Uma operação da Polícia Civil do Paraná (PCPR) realizada na manhã desta quinta-feira, 17 de setembro, resultou na prisão de cinco suspeitos de integrar uma associação criminosa especializada em desvios de cargas. O grupo é investigado por tentar furtar um carregamento de bebidas avaliado em R$ 1 milhão pertencente a uma grande rede varejista.
As ordens judiciais, que envolveram mandados de prisão preventiva e de busca e apreensão, foram cumpridas simultaneamente em municípios paranaenses, como Londrina e Curitiba, além de uma cidade no estado do Rio Grande do Sul, identificada como Soledade.
Durante as diligências, as equipes policiais concentraram esforços na coleta de novos elementos probatórios.
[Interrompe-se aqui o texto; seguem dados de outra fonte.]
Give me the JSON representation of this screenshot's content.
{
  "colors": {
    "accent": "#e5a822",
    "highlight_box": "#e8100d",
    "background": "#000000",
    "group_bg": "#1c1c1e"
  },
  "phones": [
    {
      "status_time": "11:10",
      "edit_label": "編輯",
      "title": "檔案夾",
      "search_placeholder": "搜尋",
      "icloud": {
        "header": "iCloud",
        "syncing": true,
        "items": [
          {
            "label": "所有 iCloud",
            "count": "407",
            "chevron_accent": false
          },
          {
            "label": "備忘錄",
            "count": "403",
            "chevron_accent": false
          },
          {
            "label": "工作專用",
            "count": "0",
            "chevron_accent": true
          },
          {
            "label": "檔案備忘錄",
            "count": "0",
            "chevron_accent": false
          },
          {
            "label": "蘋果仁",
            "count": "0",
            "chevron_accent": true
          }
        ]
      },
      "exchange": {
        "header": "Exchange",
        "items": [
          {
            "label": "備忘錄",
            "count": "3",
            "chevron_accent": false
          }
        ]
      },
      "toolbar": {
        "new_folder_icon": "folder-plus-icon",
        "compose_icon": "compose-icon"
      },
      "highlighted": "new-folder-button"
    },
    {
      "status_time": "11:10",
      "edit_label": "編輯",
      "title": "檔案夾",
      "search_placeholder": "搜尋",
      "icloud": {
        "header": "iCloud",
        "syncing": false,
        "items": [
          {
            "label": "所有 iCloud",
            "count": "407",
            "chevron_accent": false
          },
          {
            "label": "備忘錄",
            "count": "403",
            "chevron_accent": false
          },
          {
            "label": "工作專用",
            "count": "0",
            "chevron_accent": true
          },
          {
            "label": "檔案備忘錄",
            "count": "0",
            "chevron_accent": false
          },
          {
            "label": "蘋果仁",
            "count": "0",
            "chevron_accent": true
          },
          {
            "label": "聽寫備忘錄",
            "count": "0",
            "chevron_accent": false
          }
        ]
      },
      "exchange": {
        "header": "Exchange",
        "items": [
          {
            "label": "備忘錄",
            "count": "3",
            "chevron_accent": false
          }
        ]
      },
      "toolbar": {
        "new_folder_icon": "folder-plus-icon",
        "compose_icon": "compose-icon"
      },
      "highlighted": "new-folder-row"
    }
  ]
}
O objetivo principal foi recolher dispositivos eletrônicos, mídias digitais, documentos diversos e veículos que possam ter sido empregados tanto na fase de planejamento quanto na execução do crime, permitindo ainda apurar a possível participação de outros indivíduos no esquema.
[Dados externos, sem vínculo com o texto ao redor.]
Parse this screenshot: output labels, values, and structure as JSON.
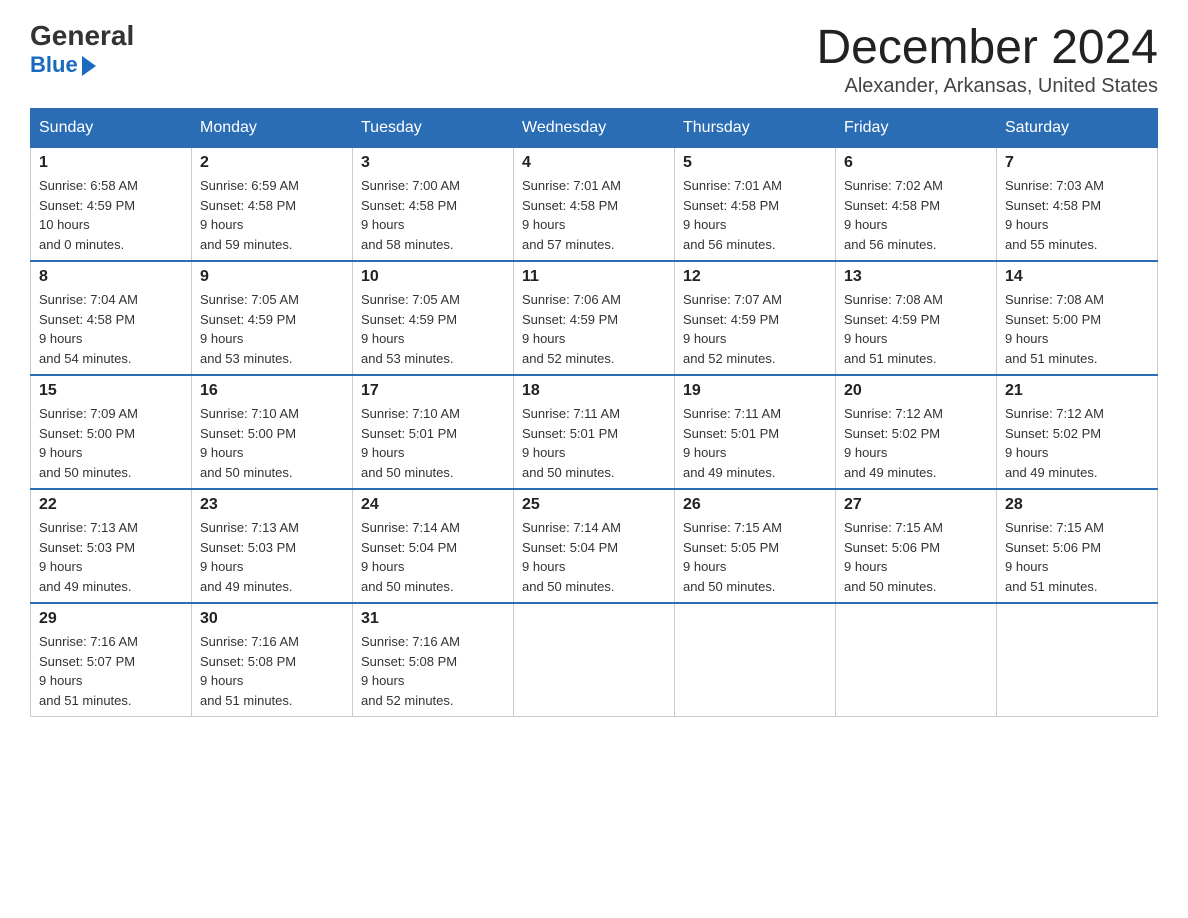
{
  "logo": {
    "general": "General",
    "blue": "Blue"
  },
  "header": {
    "month": "December 2024",
    "location": "Alexander, Arkansas, United States"
  },
  "weekdays": [
    "Sunday",
    "Monday",
    "Tuesday",
    "Wednesday",
    "Thursday",
    "Friday",
    "Saturday"
  ],
  "weeks": [
    [
      {
        "day": "1",
        "sunrise": "6:58 AM",
        "sunset": "4:59 PM",
        "daylight": "10 hours and 0 minutes."
      },
      {
        "day": "2",
        "sunrise": "6:59 AM",
        "sunset": "4:58 PM",
        "daylight": "9 hours and 59 minutes."
      },
      {
        "day": "3",
        "sunrise": "7:00 AM",
        "sunset": "4:58 PM",
        "daylight": "9 hours and 58 minutes."
      },
      {
        "day": "4",
        "sunrise": "7:01 AM",
        "sunset": "4:58 PM",
        "daylight": "9 hours and 57 minutes."
      },
      {
        "day": "5",
        "sunrise": "7:01 AM",
        "sunset": "4:58 PM",
        "daylight": "9 hours and 56 minutes."
      },
      {
        "day": "6",
        "sunrise": "7:02 AM",
        "sunset": "4:58 PM",
        "daylight": "9 hours and 56 minutes."
      },
      {
        "day": "7",
        "sunrise": "7:03 AM",
        "sunset": "4:58 PM",
        "daylight": "9 hours and 55 minutes."
      }
    ],
    [
      {
        "day": "8",
        "sunrise": "7:04 AM",
        "sunset": "4:58 PM",
        "daylight": "9 hours and 54 minutes."
      },
      {
        "day": "9",
        "sunrise": "7:05 AM",
        "sunset": "4:59 PM",
        "daylight": "9 hours and 53 minutes."
      },
      {
        "day": "10",
        "sunrise": "7:05 AM",
        "sunset": "4:59 PM",
        "daylight": "9 hours and 53 minutes."
      },
      {
        "day": "11",
        "sunrise": "7:06 AM",
        "sunset": "4:59 PM",
        "daylight": "9 hours and 52 minutes."
      },
      {
        "day": "12",
        "sunrise": "7:07 AM",
        "sunset": "4:59 PM",
        "daylight": "9 hours and 52 minutes."
      },
      {
        "day": "13",
        "sunrise": "7:08 AM",
        "sunset": "4:59 PM",
        "daylight": "9 hours and 51 minutes."
      },
      {
        "day": "14",
        "sunrise": "7:08 AM",
        "sunset": "5:00 PM",
        "daylight": "9 hours and 51 minutes."
      }
    ],
    [
      {
        "day": "15",
        "sunrise": "7:09 AM",
        "sunset": "5:00 PM",
        "daylight": "9 hours and 50 minutes."
      },
      {
        "day": "16",
        "sunrise": "7:10 AM",
        "sunset": "5:00 PM",
        "daylight": "9 hours and 50 minutes."
      },
      {
        "day": "17",
        "sunrise": "7:10 AM",
        "sunset": "5:01 PM",
        "daylight": "9 hours and 50 minutes."
      },
      {
        "day": "18",
        "sunrise": "7:11 AM",
        "sunset": "5:01 PM",
        "daylight": "9 hours and 50 minutes."
      },
      {
        "day": "19",
        "sunrise": "7:11 AM",
        "sunset": "5:01 PM",
        "daylight": "9 hours and 49 minutes."
      },
      {
        "day": "20",
        "sunrise": "7:12 AM",
        "sunset": "5:02 PM",
        "daylight": "9 hours and 49 minutes."
      },
      {
        "day": "21",
        "sunrise": "7:12 AM",
        "sunset": "5:02 PM",
        "daylight": "9 hours and 49 minutes."
      }
    ],
    [
      {
        "day": "22",
        "sunrise": "7:13 AM",
        "sunset": "5:03 PM",
        "daylight": "9 hours and 49 minutes."
      },
      {
        "day": "23",
        "sunrise": "7:13 AM",
        "sunset": "5:03 PM",
        "daylight": "9 hours and 49 minutes."
      },
      {
        "day": "24",
        "sunrise": "7:14 AM",
        "sunset": "5:04 PM",
        "daylight": "9 hours and 50 minutes."
      },
      {
        "day": "25",
        "sunrise": "7:14 AM",
        "sunset": "5:04 PM",
        "daylight": "9 hours and 50 minutes."
      },
      {
        "day": "26",
        "sunrise": "7:15 AM",
        "sunset": "5:05 PM",
        "daylight": "9 hours and 50 minutes."
      },
      {
        "day": "27",
        "sunrise": "7:15 AM",
        "sunset": "5:06 PM",
        "daylight": "9 hours and 50 minutes."
      },
      {
        "day": "28",
        "sunrise": "7:15 AM",
        "sunset": "5:06 PM",
        "daylight": "9 hours and 51 minutes."
      }
    ],
    [
      {
        "day": "29",
        "sunrise": "7:16 AM",
        "sunset": "5:07 PM",
        "daylight": "9 hours and 51 minutes."
      },
      {
        "day": "30",
        "sunrise": "7:16 AM",
        "sunset": "5:08 PM",
        "daylight": "9 hours and 51 minutes."
      },
      {
        "day": "31",
        "sunrise": "7:16 AM",
        "sunset": "5:08 PM",
        "daylight": "9 hours and 52 minutes."
      },
      null,
      null,
      null,
      null
    ]
  ]
}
Como ocorreu a ação criminosa
O episódio que motivou as investigações aconteceu em 16 de dezembro de 2025. Na ocasião, os criminosos tentaram retirar ilicitamente os produtos de um centro de distribuição localizado na cidade de Cambé, situada na região Norte do estado.
De acordo com o avanço das apurações conduzidas pela autoridade policial, a empreitada criminosa contou com apoio interno. Um colaborador que atuava no setor de logística da própria empresa varejista é apontado como o principal articulador e mentor intelectual do plano.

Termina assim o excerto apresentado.